Придет день, думал я, утихнет рев самолетов, грохот танков, улягутся страсти, исчезнет вражда, сгинут деньги, и на свете восторжествует любовь и справедливость. Каждый будет рассчитываться с каждым не литами, не долларами, а любовью. Каждый будет платить каждому не золотом, не серебром, а справедливостью. И не будет на земле выше и достойней платы.
Придет день.
А пока я думал о том дне, пока смотрел на колыхающиеся ситцевые цветы на скатерти, прибежал запыхавшийся служка Хаим и, яростно заикаясь, закричал:
— Несчастье! Несчастье! Запрягай, Даниил, возок. Пока полиция не вмешалась.
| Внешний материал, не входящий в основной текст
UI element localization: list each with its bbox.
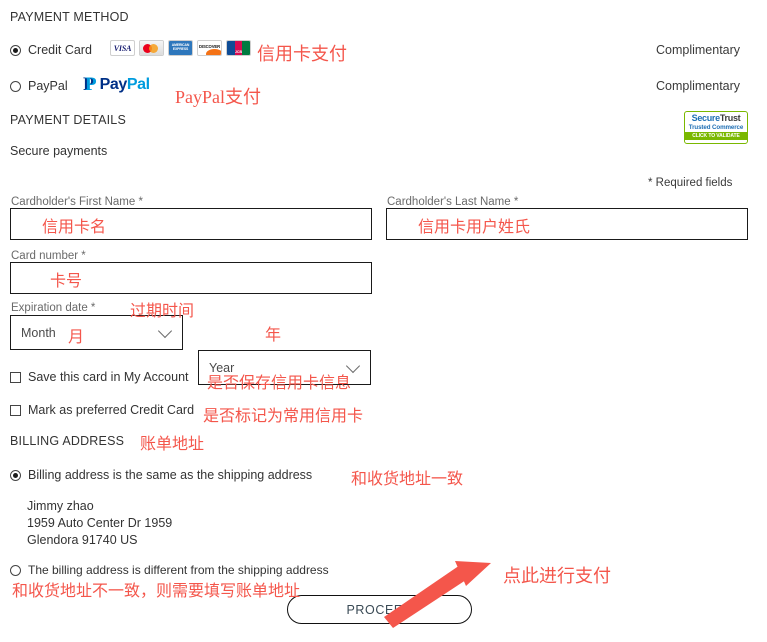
payment-details-heading: PAYMENT DETAILS [10,113,126,127]
radio-paypal[interactable] [10,80,21,92]
paypal-word-pay: Pay [99,75,128,93]
paypal-logo-icon: P PayPal [85,75,150,94]
annotation-same-address: 和收货地址一致 [351,471,464,488]
payment-method-heading: PAYMENT METHOD [10,10,129,24]
amex-icon: AMERICAN EXPRESS [168,40,193,56]
secure-payments-text: Secure payments [10,144,108,158]
card-number-input[interactable] [10,262,372,294]
preferred-card-checkbox-row[interactable]: Mark as preferred Credit Card [10,403,194,417]
payment-option-paypal[interactable]: PayPal [10,79,68,93]
securetrust-subtitle: Trusted Commerce [688,124,744,131]
paypal-price-label: Complimentary [656,79,741,93]
preferred-card-checkbox[interactable] [10,404,21,416]
discover-icon: DISCOVER [197,40,222,56]
annotation-different-address: 和收货地址不一致，则需要填写账单地址 [12,583,301,600]
expiration-year-select[interactable]: Year [198,350,371,385]
preferred-card-label: Mark as preferred Credit Card [28,403,195,417]
payment-option-label-credit-card: Credit Card [28,43,92,57]
billing-different-address-option[interactable]: The billing address is different from th… [10,563,329,577]
chevron-down-icon [157,323,173,338]
card-brand-logos: VISA AMERICAN EXPRESS DISCOVER JCB [110,40,251,56]
billing-different-address-label: The billing address is different from th… [28,563,329,577]
securetrust-badge-icon[interactable]: SecureTrust Trusted Commerce CLICK TO VA… [684,111,748,144]
annotation-billing-address: 账单地址 [140,436,205,453]
last-name-label: Cardholder's Last Name * [387,196,519,208]
expiration-date-label: Expiration date * [11,302,96,314]
radio-billing-same[interactable] [10,469,21,481]
mastercard-icon [139,40,164,56]
billing-same-address-option[interactable]: Billing address is the same as the shipp… [10,468,312,482]
address-city-zip-country: Glendora 91740 US [27,533,138,547]
save-card-checkbox[interactable] [10,371,21,383]
payment-option-label-paypal: PayPal [28,79,68,93]
annotation-preferred-card: 是否标记为常用信用卡 [203,408,364,425]
expiration-month-value: Month [21,325,56,340]
paypal-mark-icon: P [85,74,97,95]
save-card-label: Save this card in My Account [28,370,189,384]
annotation-year: 年 [265,327,282,344]
save-card-checkbox-row[interactable]: Save this card in My Account [10,370,189,384]
expiration-year-value: Year [209,360,235,375]
credit-card-price-label: Complimentary [656,43,741,57]
billing-same-address-label: Billing address is the same as the shipp… [28,468,313,482]
address-street: 1959 Auto Center Dr 1959 [27,516,173,530]
securetrust-word-secure: Secure [691,113,721,123]
payment-option-credit-card[interactable]: Credit Card [10,43,92,57]
visa-icon: VISA [110,40,135,56]
first-name-label: Cardholder's First Name * [11,196,143,208]
address-name: Jimmy zhao [27,499,94,513]
radio-credit-card[interactable] [10,44,21,56]
last-name-input[interactable] [386,208,748,240]
annotation-paypal: PayPal支付 [175,87,262,107]
jcb-icon: JCB [226,40,251,56]
radio-billing-different[interactable] [10,564,21,576]
billing-address-heading: BILLING ADDRESS [10,434,125,448]
securetrust-word-trust: Trust [719,113,741,123]
required-fields-note: * Required fields [648,177,733,189]
first-name-input[interactable] [10,208,372,240]
proceed-button[interactable]: PROCEED [287,595,472,624]
card-number-label: Card number * [11,250,86,262]
checkout-payment-page: PAYMENT METHOD Credit Card VISA AMERICAN… [0,0,767,642]
annotation-proceed: 点此进行支付 [503,566,611,586]
chevron-down-icon [345,358,361,373]
paypal-word-pal: Pal [126,75,150,93]
billing-address-block: Jimmy zhao 1959 Auto Center Dr 1959 Glen… [27,498,172,549]
annotation-credit-card: 信用卡支付 [257,44,347,64]
securetrust-validate-bar: CLICK TO VALIDATE [685,132,747,140]
expiration-month-select[interactable]: Month [10,315,183,350]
Хотя у нее и без Рохэ дел по горло. Третий день аресты идут.
— Причем тут полиция? Причем тут Рохэ?
— Больше нет Паровозника.
— Как нет?
— Поторапливайся! Поторапливайся, голубчик. Паровознику уже не поможешь, а старуху жалко.
— Вы можете объяснить мне толком, что случилось?
— Могу, могу, — заикался служка. — Ради бога, побыстрей! Нельзя терять ни минуты. Доктор два часа возился с ним, но все напрасно.
— Лео умер?
— Если бы умер!
— Повесился?
— Если бы повесился! Ты еще не одет?
Мне вдруг захотелось подойти к Хаиму, взять его за грудки и вытрясти из него бестолковость и страх. Я никак не мог связать воедино усатую Рохэ, полицию, доктора Гутмана и мужского мастера Лео Паровозника, с которым случилось какое-то неслыханное несчастье.
— И где только она раздобыла это зелье? Господи, господи, — запричитал Хаим.
— Она его отравила?!
— Неужели ты сразу не понял? — вдруг обиделся Хаим.
— Не может быть, — прошептал я, почувствовав, как лоб покрывает холодная испарина. — Не может быть.
— Сарра… ну та… немка… которая живет у вас… Пошла одалживать у Рохэ мясорубку, а он на полу лежит… как покойный Арон Дамский… А лицо его вывеской прикрыто… Немка сняла вывеску и бросилась со всех ног бежать… Она во всем и виновата.
— Сарра?
— Ну да, — сказал служка. — Надо было не домой бежать, а прямо к доктору. Пока она мужу рассказывала, пока тот бегал к Гутману, бедняга и дух испустил. Я уже договорился со всеми, обмоем его, завернем в простыню и зароем. А то как начнется! Как начнется!